Jim Tomsula was fired this week after just one season as 49ers head coach. However, you definitely shouldn't feel sorry for him, because Tomsula will be leaving Bay Area with almost $15 million in his pocket.
When the 49ers promoted Tomsula from defensive line coach to head coach last January, they gave him a four-year, $14 million contract, which at the time, wasn't anything to brag about: At $3.5 million per season, Tomsula was the NFL's lowest paid coach.
However, Tomsula can start bragging now, because now that he's been fired, his four-year deal turns into a one-year deal worth $14 million, and San Francisco is on the hook for all of it. Tomsula was paid $3.5 million in 2015, so he still has $10.5 million coming his way.
During his press conference on Monday, 49ers CEO Jed York confirmed that the team would be paying Tomsula every dollar he's owed.
"I would say this; we've got several years of Jimmy T's salary left and we're going to eat it," York said. "Whether he's coaching somewhere else or not, we owe him that."
That second sentence is probably the one that's hard for York to swallow. Most coaching contracts include an offset clause, which means that if the coach gets hired somewhere else, the team that got rid of him wouldn't have to pay his salary.

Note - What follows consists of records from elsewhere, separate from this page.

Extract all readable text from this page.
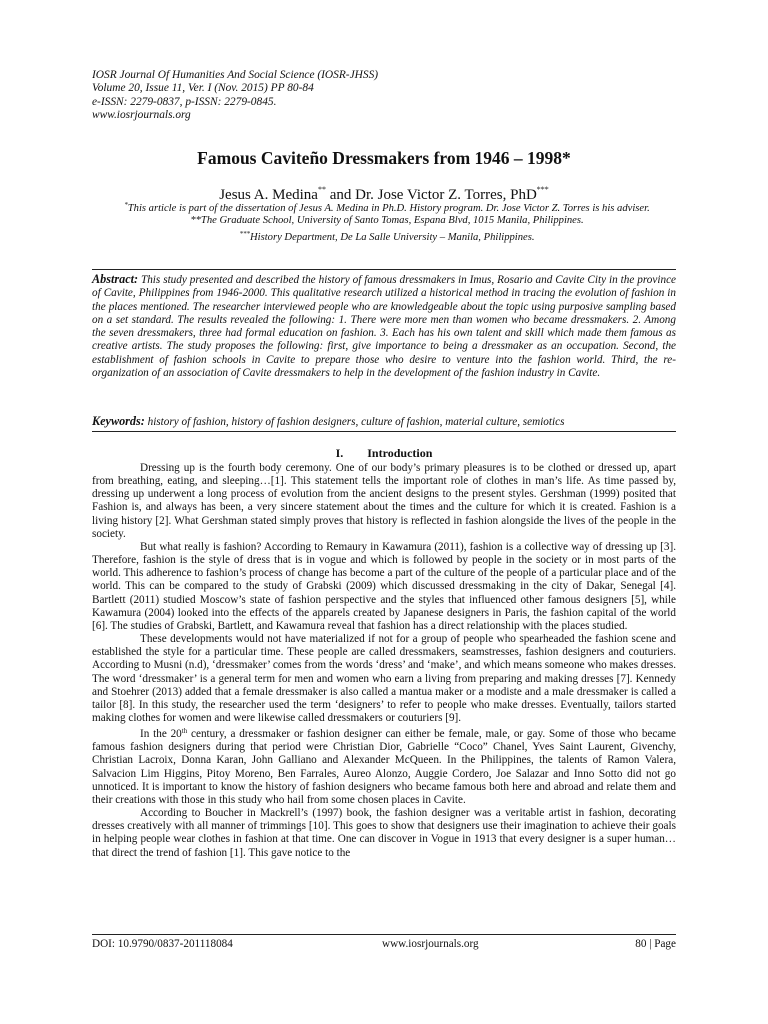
IOSR Journal Of Humanities And Social Science (IOSR-JHSS)
Volume 20, Issue 11, Ver. I (Nov. 2015) PP 80-84
e-ISSN: 2279-0837, p-ISSN: 2279-0845.
www.iosrjournals.org
Famous Caviteño Dressmakers from 1946 – 1998*
Jesus A. Medina** and Dr. Jose Victor Z. Torres, PhD***

*This article is part of the dissertation of Jesus A. Medina in Ph.D. History program. Dr. Jose Victor Z. Torres is his adviser.

**The Graduate School, University of Santo Tomas, Espana Blvd, 1015 Manila, Philippines.

***History Department, De La Salle University – Manila, Philippines.

Abstract: This study presented and described the history of famous dressmakers in Imus, Rosario and Cavite City in the province of Cavite, Philippines from 1946-2000. This qualitative research utilized a historical method in tracing the evolution of fashion in the places mentioned. The researcher interviewed people who are knowledgeable about the topic using purposive sampling based on a set standard. The results revealed the following: 1. There were more men than women who became dressmakers. 2. Among the seven dressmakers, three had formal education on fashion. 3. Each has his own talent and skill which made them famous as creative artists. The study proposes the following: first, give importance to being a dressmaker as an occupation. Second, the establishment of fashion schools in Cavite to prepare those who desire to venture into the fashion world. Third, the re-organization of an association of Cavite dressmakers to help in the development of the fashion industry in Cavite.

Keywords: history of fashion, history of fashion designers, culture of fashion, material culture, semiotics

I. Introduction

Dressing up is the fourth body ceremony. One of our body’s primary pleasures is to be clothed or dressed up, apart from breathing, eating, and sleeping…[1]. This statement tells the important role of clothes in man’s life. As time passed by, dressing up underwent a long process of evolution from the ancient designs to the present styles. Gershman (1999) posited that Fashion is, and always has been, a very sincere statement about the times and the culture for which it is created. Fashion is a living history [2]. What Gershman stated simply proves that history is reflected in fashion alongside the lives of the people in the society.

But what really is fashion? According to Remaury in Kawamura (2011), fashion is a collective way of dressing up [3]. Therefore, fashion is the style of dress that is in vogue and which is followed by people in the society or in most parts of the world. This adherence to fashion’s process of change has become a part of the culture of the people of a particular place and of the world. This can be compared to the study of Grabski (2009) which discussed dressmaking in the city of Dakar, Senegal [4]. Bartlett (2011) studied Moscow’s state of fashion perspective and the styles that influenced other famous designers [5], while Kawamura (2004) looked into the effects of the apparels created by Japanese designers in Paris, the fashion capital of the world [6]. The studies of Grabski, Bartlett, and Kawamura reveal that fashion has a direct relationship with the places studied.

These developments would not have materialized if not for a group of people who spearheaded the fashion scene and established the style for a particular time. These people are called dressmakers, seamstresses, fashion designers and couturiers. According to Musni (n.d), ‘dressmaker’ comes from the words ‘dress’ and ‘make’, and which means someone who makes dresses. The word ‘dressmaker’ is a general term for men and women who earn a living from preparing and making dresses [7]. Kennedy and Stoehrer (2013) added that a female dressmaker is also called a mantua maker or a modiste and a male dressmaker is called a tailor [8]. In this study, the researcher used the term ‘designers’ to refer to people who make dresses. Eventually, tailors started making clothes for women and were likewise called dressmakers or couturiers [9].

In the 20th century, a dressmaker or fashion designer can either be female, male, or gay. Some of those who became famous fashion designers during that period were Christian Dior, Gabrielle “Coco” Chanel, Yves Saint Laurent, Givenchy, Christian Lacroix, Donna Karan, John Galliano and Alexander McQueen. In the Philippines, the talents of Ramon Valera, Salvacion Lim Higgins, Pitoy Moreno, Ben Farrales, Aureo Alonzo, Auggie Cordero, Joe Salazar and Inno Sotto did not go unnoticed. It is important to know the history of fashion designers who became famous both here and abroad and relate them and their creations with those in this study who hail from some chosen places in Cavite.

According to Boucher in Mackrell’s (1997) book, the fashion designer was a veritable artist in fashion, decorating dresses creatively with all manner of trimmings [10]. This goes to show that designers use their imagination to achieve their goals in helping people wear clothes in fashion at that time. One can discover in Vogue in 1913 that every designer is a super human…that direct the trend of fashion [1]. This gave notice to the

DOI: 10.9790/0837-201118084	www.iosrjournals.org	80 | Page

If Tomsula's contract had an offset and he got a new coaching job that paid him $1 million per year, that would be $1 million less that the 49ers would have to pay him. However, as York mentioned, there's no offset, and the 49ers owe Tomsula the money "whether he's coaching somewhere else or not."
That means Tomsula will make $14 million for his services in 2015, which is more than Broncos coach Gary Kubiak ($5 million), Bengals coach Marvin Lewis ($4.5 million) and Panthers coach Ron Rivera ($4 million) will make combined for the 2015 season ($13.5 million).
Tomsula will also leave San Francisco knowing he made a healthy $2.8 million per victory during his one-year stay. To put that in perspective, Jim Harbaugh was paid about $455,000 per regular-season win during his four-year stint with the 49ers.